In the 2010 census, Nibley had a population of 5,540 people, and 1,351 households. Nibley City's population and households have more than doubled from 2000 to 2010. The population density was 1,350.7 people per square mile. The racial makeup of the city was 87.5% White; .2% Black; .5% American Indian and Alaska Native; .5% Asian; .2% Native Hawaiian and other Pacific Islander; 1.7% reporting two or more races; and 10.1% Hispanic or Latino.

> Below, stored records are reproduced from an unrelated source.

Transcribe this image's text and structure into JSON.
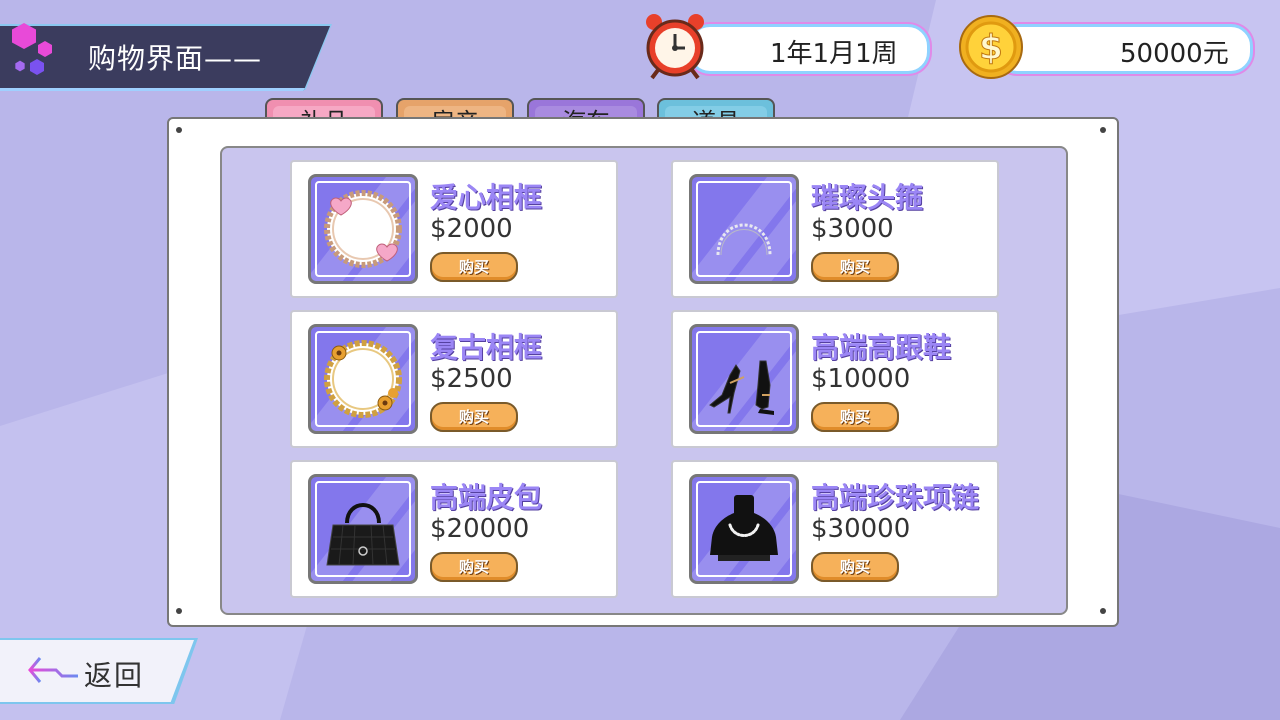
{
  "header": {
    "title": "购物界面——"
  },
  "status": {
    "date": "1年1月1周",
    "money": "50000元",
    "clock_icon": "alarm-clock-icon",
    "coin_icon": "dollar-coin-icon"
  },
  "tabs": [
    {
      "label": "礼品",
      "color": "#f08fb0",
      "selected": true
    },
    {
      "label": "房产",
      "color": "#e6a36a",
      "selected": false
    },
    {
      "label": "汽车",
      "color": "#9a76da",
      "selected": false
    },
    {
      "label": "道具",
      "color": "#6cc0dc",
      "selected": false
    }
  ],
  "items": [
    {
      "name": "爱心相框",
      "price": "$2000",
      "buy": "购买",
      "icon": "heart-frame-icon"
    },
    {
      "name": "璀璨头箍",
      "price": "$3000",
      "buy": "购买",
      "icon": "tiara-icon"
    },
    {
      "name": "复古相框",
      "price": "$2500",
      "buy": "购买",
      "icon": "vintage-frame-icon"
    },
    {
      "name": "高端高跟鞋",
      "price": "$10000",
      "buy": "购买",
      "icon": "high-heels-icon"
    },
    {
      "name": "高端皮包",
      "price": "$20000",
      "buy": "购买",
      "icon": "handbag-icon"
    },
    {
      "name": "高端珍珠项链",
      "price": "$30000",
      "buy": "购买",
      "icon": "pearl-necklace-icon"
    }
  ],
  "footer": {
    "back_label": "返回"
  }
}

Out of 1,351 households in Nibley 60.5% had children under the age of 18 living with them, 87.0% were married couples living together, 4.4% had a female householder with no husband present, 2.0% had a male household with no wife present, and 6.6% of household were nonfamily households. 6.0% of all households were made up of individuals, and 1.6% had someone living alone who was 65 years of age or older. The average household size was 3.75 people and the average family size was 3.92 people.

Forty-five point seven percent of the population was 0–19 years old; 4.4% were 20–24; 32.0% were 25–44; 13.6% were 45–64; and 4.3% were 65 and older. The median age was 24.8 and the city was 50.3% female.

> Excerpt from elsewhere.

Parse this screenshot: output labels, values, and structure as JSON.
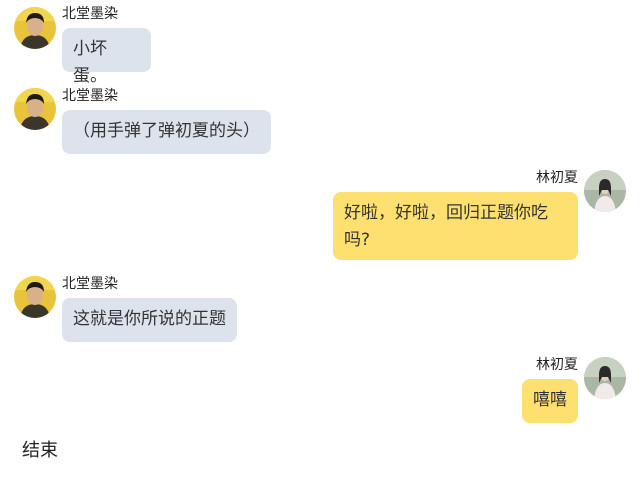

The median household income was $63,423, while the mean household income was $69,168. The median family income was $65,104, and the mean family income was $70, 174. The per capita income for the city was $18,644. From 2007 to 2011 the percentage of people below the poverty level was 2.8% compared to the State of Utah average of 11.4%.

===2000 census===

As of the 2000 census, there were 2,045 people, 566 households, and 516 families residing in the city. The population density was 616.1 PD/sqmi. There were 580 housing units at an average density of 174.8 /sqmi. The racial makeup of the city was 96.67% White, 0.15% Native American, 0.39% Asian, 0.15% Pacific Islander, 1.27% from other races, and 1.37% from two or more races. Hispanic or Latino of any race were 3.86% of the population.

There were 566 households, out of which 59.4% had children under the age of 18 living with them, 84.5% were married couples living together, 5.8% had a female householder with no husband present, and 8.8% were non-families. 7.6% of all households were made up of individuals, and 2.8% had someone living alone who was 65 years of age or older. The average household size was 3.61 and the average family size was 3.82.

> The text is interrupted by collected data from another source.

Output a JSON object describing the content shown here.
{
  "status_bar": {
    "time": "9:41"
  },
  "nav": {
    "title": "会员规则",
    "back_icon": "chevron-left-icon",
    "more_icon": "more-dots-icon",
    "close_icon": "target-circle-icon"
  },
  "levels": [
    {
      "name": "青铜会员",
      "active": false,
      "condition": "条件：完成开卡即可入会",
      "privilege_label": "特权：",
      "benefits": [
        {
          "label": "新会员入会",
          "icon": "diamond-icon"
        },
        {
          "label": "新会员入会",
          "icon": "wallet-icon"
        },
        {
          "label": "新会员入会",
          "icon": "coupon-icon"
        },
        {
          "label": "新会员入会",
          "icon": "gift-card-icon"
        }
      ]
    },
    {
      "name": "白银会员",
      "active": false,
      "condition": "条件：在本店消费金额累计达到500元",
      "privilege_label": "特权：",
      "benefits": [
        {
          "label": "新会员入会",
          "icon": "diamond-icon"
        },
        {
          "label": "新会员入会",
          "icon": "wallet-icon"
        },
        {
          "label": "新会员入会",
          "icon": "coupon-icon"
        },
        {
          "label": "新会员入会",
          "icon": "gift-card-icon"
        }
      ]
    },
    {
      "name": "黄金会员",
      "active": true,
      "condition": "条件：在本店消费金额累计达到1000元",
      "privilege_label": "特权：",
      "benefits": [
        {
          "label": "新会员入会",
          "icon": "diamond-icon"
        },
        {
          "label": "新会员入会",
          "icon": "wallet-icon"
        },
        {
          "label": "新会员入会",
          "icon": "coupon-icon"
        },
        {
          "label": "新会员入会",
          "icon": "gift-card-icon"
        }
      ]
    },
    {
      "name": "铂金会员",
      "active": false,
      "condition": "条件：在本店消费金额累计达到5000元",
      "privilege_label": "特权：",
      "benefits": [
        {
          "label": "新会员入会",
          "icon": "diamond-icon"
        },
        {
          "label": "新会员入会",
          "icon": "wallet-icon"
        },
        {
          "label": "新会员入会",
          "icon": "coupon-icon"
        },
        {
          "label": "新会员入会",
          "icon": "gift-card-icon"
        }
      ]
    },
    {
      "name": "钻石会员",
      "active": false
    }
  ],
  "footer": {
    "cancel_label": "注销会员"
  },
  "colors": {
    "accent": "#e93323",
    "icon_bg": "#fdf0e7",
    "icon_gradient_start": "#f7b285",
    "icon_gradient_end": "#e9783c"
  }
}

In the city, the population was spread out, with 38.4% under the age of 18, 10.4% from 18 to 24, 28.5% from 25 to 44, 18.2% from 45 to 64, and 4.4% who were 65 years of age or older. The median age was 26 years. For every 100 females, there were 103.3 males. For every 100 females age 18 and over, there were 99.8 males.

The median income for a household in the city was $52,273, and the median income for a family was $54,896. Males had a median income of $39,156 versus $21,463 for females. The per capita income for the city was $17,168. About 1.3% of families and 1.1% of the population were below the poverty line, including 1.1% of those under age 18 and none of those age 65 or over.